As global research priorities shift—towards more sustainable manufacturing, safer reagents, and tighter regulatory standards—materials like 3-Amino-4-methylpyridine provide both continuity and space for improvement. Project teams using this building block now weigh factors like carbon footprint and supply integrity along with traditional performance markers. Suppliers responding to those needs, with greener processes and full transparency on quality control, stand to add value both scientifically and socially.

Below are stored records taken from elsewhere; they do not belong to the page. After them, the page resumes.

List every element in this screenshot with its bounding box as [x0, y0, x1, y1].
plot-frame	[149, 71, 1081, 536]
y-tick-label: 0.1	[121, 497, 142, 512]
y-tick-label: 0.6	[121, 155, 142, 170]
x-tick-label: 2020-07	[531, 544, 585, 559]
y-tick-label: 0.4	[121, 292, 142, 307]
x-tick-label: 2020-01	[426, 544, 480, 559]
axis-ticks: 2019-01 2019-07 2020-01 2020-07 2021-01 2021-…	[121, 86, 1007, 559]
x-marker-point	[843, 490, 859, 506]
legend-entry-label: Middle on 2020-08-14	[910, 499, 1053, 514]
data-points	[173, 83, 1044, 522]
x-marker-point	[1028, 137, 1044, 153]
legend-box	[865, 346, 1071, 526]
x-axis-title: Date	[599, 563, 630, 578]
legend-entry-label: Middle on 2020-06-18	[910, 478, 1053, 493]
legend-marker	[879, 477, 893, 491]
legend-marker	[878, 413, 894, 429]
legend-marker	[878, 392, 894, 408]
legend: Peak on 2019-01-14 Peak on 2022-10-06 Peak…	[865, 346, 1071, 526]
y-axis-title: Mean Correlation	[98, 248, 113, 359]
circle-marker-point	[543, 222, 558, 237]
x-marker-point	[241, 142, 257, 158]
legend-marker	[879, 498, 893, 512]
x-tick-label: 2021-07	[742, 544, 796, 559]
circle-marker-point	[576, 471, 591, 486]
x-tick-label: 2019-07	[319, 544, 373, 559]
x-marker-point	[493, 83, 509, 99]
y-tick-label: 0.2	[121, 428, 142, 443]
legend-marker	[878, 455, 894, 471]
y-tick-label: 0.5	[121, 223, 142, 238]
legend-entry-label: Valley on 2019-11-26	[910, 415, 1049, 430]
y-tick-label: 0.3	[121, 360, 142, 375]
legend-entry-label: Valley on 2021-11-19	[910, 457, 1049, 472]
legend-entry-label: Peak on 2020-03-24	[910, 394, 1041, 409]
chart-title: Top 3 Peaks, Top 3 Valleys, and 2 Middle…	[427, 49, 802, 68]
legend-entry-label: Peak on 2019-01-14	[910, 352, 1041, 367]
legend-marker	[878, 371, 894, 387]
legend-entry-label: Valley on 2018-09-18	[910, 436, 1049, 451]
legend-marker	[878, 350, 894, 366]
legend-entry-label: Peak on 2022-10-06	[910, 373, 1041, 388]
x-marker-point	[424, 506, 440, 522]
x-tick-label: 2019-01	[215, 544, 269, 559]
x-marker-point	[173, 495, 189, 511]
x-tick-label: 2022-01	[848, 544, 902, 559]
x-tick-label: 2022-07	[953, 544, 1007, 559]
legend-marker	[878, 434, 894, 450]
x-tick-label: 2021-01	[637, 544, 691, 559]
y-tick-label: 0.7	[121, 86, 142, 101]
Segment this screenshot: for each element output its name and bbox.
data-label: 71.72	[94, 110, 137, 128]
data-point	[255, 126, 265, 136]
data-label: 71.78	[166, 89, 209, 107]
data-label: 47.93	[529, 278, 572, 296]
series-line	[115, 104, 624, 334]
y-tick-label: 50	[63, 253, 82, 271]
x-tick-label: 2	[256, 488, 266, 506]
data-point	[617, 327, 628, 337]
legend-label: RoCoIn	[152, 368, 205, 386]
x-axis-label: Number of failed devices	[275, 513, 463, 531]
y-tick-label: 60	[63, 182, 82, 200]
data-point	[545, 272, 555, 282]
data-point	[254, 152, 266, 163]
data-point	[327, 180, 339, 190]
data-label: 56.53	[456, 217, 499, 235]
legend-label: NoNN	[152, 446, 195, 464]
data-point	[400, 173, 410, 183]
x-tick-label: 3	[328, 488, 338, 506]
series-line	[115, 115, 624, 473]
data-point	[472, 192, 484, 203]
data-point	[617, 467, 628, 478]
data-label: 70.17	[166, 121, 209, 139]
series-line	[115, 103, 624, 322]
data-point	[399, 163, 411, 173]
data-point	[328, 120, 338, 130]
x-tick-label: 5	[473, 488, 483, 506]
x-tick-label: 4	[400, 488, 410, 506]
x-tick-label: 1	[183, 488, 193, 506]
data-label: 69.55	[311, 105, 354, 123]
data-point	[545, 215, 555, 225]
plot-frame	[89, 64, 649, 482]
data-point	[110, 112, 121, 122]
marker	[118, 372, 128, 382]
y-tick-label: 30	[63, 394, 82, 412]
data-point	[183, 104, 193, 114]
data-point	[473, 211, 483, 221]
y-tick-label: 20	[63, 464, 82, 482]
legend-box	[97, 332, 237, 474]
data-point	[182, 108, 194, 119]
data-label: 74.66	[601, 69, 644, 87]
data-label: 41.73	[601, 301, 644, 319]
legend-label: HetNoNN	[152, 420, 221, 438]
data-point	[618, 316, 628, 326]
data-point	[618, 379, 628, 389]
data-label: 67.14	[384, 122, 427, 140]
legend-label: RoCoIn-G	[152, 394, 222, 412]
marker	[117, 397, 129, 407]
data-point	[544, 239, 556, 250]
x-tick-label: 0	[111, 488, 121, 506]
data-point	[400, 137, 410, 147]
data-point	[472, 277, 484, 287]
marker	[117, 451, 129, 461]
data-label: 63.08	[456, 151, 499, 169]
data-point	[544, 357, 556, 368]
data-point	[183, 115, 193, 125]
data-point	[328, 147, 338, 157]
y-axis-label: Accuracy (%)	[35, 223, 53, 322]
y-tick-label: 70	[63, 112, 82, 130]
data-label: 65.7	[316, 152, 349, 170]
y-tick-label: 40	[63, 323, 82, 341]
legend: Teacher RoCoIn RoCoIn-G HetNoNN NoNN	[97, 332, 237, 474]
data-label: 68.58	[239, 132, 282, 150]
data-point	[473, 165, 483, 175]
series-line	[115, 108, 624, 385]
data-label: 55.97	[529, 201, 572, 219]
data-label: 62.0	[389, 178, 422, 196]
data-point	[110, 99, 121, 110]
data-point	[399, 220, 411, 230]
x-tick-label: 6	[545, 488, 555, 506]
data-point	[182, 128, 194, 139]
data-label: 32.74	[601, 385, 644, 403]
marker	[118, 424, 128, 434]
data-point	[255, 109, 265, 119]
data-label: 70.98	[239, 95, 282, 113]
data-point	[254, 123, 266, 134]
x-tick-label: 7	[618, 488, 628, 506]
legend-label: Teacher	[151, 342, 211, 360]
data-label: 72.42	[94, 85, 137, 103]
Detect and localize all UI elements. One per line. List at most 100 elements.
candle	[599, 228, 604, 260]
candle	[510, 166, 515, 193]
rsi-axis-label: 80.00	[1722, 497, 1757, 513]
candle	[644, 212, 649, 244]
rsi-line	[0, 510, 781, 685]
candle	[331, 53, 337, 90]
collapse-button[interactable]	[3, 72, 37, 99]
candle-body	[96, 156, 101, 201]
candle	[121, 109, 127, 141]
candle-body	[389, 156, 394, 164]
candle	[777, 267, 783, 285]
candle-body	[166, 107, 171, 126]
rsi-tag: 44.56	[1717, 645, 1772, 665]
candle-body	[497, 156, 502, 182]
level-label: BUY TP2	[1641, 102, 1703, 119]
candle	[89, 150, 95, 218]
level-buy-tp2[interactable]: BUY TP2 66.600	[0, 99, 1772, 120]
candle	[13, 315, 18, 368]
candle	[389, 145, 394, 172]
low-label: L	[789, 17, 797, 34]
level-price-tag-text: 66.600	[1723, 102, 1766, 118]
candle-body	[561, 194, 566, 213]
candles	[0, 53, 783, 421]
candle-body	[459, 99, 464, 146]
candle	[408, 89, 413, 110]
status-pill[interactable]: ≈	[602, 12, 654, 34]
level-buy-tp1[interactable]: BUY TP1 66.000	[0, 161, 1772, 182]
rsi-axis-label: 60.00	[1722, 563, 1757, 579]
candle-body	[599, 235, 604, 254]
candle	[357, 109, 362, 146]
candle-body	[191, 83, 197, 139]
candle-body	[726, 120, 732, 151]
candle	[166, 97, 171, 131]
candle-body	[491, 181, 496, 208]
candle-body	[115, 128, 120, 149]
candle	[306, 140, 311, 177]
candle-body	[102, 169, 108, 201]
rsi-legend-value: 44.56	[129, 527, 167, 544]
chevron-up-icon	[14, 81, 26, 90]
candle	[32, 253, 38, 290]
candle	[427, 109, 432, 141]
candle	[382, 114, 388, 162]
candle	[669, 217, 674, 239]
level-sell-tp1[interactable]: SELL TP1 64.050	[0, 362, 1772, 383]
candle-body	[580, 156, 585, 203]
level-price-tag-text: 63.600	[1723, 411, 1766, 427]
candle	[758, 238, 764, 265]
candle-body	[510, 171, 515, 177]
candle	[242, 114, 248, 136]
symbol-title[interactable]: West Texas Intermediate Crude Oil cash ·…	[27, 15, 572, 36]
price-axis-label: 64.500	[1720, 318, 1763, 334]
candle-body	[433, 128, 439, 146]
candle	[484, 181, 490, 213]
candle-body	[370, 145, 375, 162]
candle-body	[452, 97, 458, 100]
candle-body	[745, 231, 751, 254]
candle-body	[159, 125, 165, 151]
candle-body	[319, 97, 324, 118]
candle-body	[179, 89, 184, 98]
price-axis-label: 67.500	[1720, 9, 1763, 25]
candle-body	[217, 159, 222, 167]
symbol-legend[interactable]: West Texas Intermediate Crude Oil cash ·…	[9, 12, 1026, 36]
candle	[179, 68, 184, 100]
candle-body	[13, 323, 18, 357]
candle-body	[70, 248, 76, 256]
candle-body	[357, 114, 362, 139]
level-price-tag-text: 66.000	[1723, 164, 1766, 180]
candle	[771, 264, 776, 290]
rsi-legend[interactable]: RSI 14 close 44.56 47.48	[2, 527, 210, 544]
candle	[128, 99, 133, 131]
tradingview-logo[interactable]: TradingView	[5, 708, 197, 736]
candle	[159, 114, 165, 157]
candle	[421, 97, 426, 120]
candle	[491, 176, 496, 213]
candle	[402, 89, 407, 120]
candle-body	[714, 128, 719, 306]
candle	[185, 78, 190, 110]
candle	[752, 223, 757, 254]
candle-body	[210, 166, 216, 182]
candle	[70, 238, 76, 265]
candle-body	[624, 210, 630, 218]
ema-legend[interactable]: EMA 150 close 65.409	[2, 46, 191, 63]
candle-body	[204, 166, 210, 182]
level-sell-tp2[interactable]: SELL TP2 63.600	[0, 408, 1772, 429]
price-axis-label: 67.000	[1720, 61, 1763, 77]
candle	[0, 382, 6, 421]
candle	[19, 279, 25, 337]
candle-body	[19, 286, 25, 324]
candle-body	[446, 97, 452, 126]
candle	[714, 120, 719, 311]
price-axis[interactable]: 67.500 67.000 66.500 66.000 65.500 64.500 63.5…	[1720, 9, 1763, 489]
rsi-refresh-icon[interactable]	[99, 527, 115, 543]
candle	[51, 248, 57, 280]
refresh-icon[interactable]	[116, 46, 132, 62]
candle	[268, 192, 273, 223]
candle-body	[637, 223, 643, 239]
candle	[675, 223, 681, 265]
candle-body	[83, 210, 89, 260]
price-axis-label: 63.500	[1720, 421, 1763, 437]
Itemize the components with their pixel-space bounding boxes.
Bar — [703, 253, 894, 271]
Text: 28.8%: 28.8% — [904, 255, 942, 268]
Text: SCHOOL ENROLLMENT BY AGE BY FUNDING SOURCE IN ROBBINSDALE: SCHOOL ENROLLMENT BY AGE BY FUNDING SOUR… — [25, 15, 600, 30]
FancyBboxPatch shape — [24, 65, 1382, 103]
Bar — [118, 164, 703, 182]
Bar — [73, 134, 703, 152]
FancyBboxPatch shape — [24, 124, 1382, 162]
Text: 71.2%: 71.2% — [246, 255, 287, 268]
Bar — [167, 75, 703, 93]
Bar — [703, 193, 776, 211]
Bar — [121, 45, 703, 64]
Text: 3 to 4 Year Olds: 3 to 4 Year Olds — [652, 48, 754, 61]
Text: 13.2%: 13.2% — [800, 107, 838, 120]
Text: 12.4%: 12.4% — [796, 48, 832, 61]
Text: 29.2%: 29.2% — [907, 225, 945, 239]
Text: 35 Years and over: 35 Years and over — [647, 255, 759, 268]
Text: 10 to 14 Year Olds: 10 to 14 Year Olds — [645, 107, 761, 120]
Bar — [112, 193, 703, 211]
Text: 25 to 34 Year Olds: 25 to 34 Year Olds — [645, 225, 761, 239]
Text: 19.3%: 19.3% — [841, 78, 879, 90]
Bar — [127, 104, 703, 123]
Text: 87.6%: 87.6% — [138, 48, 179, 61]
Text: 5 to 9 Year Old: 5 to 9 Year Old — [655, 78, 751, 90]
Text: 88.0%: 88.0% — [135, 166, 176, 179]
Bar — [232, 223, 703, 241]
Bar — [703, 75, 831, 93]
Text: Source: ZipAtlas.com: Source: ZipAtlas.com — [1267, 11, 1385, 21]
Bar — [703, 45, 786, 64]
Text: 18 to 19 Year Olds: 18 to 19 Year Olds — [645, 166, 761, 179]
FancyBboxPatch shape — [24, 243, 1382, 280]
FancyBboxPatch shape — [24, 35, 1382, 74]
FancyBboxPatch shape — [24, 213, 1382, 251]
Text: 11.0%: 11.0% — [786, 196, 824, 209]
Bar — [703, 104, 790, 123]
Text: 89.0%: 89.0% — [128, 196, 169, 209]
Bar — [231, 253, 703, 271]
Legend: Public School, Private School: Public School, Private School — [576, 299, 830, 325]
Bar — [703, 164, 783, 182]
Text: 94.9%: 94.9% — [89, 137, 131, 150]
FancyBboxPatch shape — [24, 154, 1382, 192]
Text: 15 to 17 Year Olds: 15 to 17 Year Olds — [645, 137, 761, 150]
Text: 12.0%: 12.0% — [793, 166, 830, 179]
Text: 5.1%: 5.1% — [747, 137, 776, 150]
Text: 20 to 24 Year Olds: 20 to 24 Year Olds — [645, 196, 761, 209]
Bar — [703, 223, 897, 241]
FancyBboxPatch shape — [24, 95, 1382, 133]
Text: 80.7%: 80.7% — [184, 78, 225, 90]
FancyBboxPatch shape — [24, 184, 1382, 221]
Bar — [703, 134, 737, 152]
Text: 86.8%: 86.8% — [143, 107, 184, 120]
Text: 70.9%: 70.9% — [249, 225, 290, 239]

Calls for transparency, real-world reliability, and ethical sourcing only grow louder. Whether you work in academia, production, or anywhere in between, consistent feedback circles back to quality: the working world prefers products backed by evidence, delivered with honesty, and reinforced by experience—not just marketing talk.
Looking forward, the role of 3-Amino-4-methylpyridine continues to grow across established and emerging applications. Whether you’re piecing together a new molecular structure for a potential drug or tailoring catalytic systems for cleaner production, day-to-day decisions around intermediate selection factor deeply into both success rates and quality benchmarks. The science supports it; personal experience reinforces it; and those two forces continue to raise the bar year after year.
Strong product knowledge, willingness to adapt, and a commitment to ethical sourcing give teams the edge to deliver reliable, innovative results. 3-Amino-4-methylpyridine serves as both a building block and an example: small adaptations in the right place open the door to progress, from theory to practice.